Budaya Organisasi

Budaya Organisasi

Budaya Organisasi
Budaya Organisasi

Perilaku dan Budaya menampakkan kepribadian dari organisasi tersebut. Sebuah organisasi tanpa disadari memiliki budaya organisasi. Dalam organisasi formal, budaya organisasi perlu didefinisikan dari nilai-nilai dominan yang muncul yang kemudian ditetapkan sehingga membantu keefektifan organisasi tersebut.

Budaya organisasi meliputi:

  1. Pola kepercayaan
  2. Simbol-simbol
  3. Ritual dan Mitos
  4. Nilai praktis

Untuk menemukan budaya organisasi, perlu dipahami dari berbagai sumber antara lain:

  1. Cerita : sejarah, ruang lingkup usaha/kegiatan, hubungan usaha, orang-orang penting, dsb
  2. Ritual : kegiatan-kegiatan yang secara rutin / sering dilakukan misal pemilihan ketua, pemberian hadiah, dll
  3. Simbol material : benda atau perangkat yang sering digunakan

Budaya organisasi pada akhirnya akan menunjukkan identitas organisasi tersebut baik untuk dikenali secara internal maupun eksternal.

Glaser  menyatakan bahwa budaya organisasi seringkali digambarkan dalam arti yang dimiliki bersama. Pola-pola dari kepercayaan, simbol-simbol, ritual-ritual dan mitos-mitos yang berkembang dari waktu ke waktu dan berfungsi sebagai perekat yang menyatukan organisasi.

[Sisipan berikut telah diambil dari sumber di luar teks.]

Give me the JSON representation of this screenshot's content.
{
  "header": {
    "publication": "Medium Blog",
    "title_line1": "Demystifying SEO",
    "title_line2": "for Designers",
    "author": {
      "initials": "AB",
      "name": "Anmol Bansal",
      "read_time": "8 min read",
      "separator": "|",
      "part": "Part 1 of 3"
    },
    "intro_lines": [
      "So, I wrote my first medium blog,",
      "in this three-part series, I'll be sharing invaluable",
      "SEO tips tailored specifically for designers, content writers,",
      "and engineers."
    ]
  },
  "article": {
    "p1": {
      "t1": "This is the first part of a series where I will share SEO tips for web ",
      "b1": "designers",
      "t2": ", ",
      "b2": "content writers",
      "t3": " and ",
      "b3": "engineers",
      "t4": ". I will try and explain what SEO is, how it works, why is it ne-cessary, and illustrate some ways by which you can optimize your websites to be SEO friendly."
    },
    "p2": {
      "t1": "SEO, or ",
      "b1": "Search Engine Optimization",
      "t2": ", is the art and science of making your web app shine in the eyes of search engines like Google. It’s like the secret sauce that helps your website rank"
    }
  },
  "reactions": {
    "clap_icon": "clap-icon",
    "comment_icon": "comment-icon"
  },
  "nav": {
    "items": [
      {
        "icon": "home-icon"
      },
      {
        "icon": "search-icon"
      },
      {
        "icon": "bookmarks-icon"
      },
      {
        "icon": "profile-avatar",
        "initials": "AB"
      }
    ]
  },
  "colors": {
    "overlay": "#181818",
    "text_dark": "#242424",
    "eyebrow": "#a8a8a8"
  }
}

Beraneka ragamnya bentuk organisasi atau perusahaan, tentunya mempunyai budaya yang berbeda-beda hal ini wajar karena lingkungan organisasinya berbeda-beda pula misalnya perusahaan jasa, manufaktur dan trading.

Menurut Nawawi  yang dikutip dari Cushway B dan Lodge D, hubungan budaya dengan budaya organisasi, bahwa “budaya organisasi adalah suatu kepercayaan dan nilai-nilai yang menjadi falsafah utama yang dipegang teguh oleh anggota organisasi dalam menjalankan atau mengoperasionalkan kegiatan organisasi”. Sedangkan Nawawi yang dikutip dari Schemerhom, Hurn dan Osborn, mengatakan “budaya organisasi adalah suatu sistem penyebaran keyakinan dan nilai-nilai yang dikembangkan di dalam suatu organisasi sebagai pedoman perilaku anggotanya”.

Menurut Moorhead dan Ricky, memberikan definisi budaya merupakan kumpulan nilai-nilai yang membantu anggota organisasi memahami tindakan yang dapat diterima dan mana yang tidak dapat diterima dalam organisasi. Nilai-nilai tersebut biasanya dikomunikasikan melalui cerita-cerita atau simbol-simbol lain yang mempunyai arti tertentu bagi organisasi.

Menurut Triguno, bahwa “budaya organisasi adalah campuran nilai-nilai kepercayaan dan norma-norma yang ditetapkan sebagai pola perilaku dalam suatu organisasi.

Dari berbagai definisi budaya organisasi yang telah dikemukakan di atas, dapat ditarik kesimpulan bahwa budaya perusahaan adalah sistem nilai-nilai yang diyakini oleh semua anggota perusahaan dan yang dipelajari, diterapkan, serta dikembangkan secara berkesinambungan, berfungsi sebagai sistem perekat, dan dapat dijadikan acuan berperilaku dalam perusahaan untuk mencapai tujuan perusahaan yang telah ditetapkan.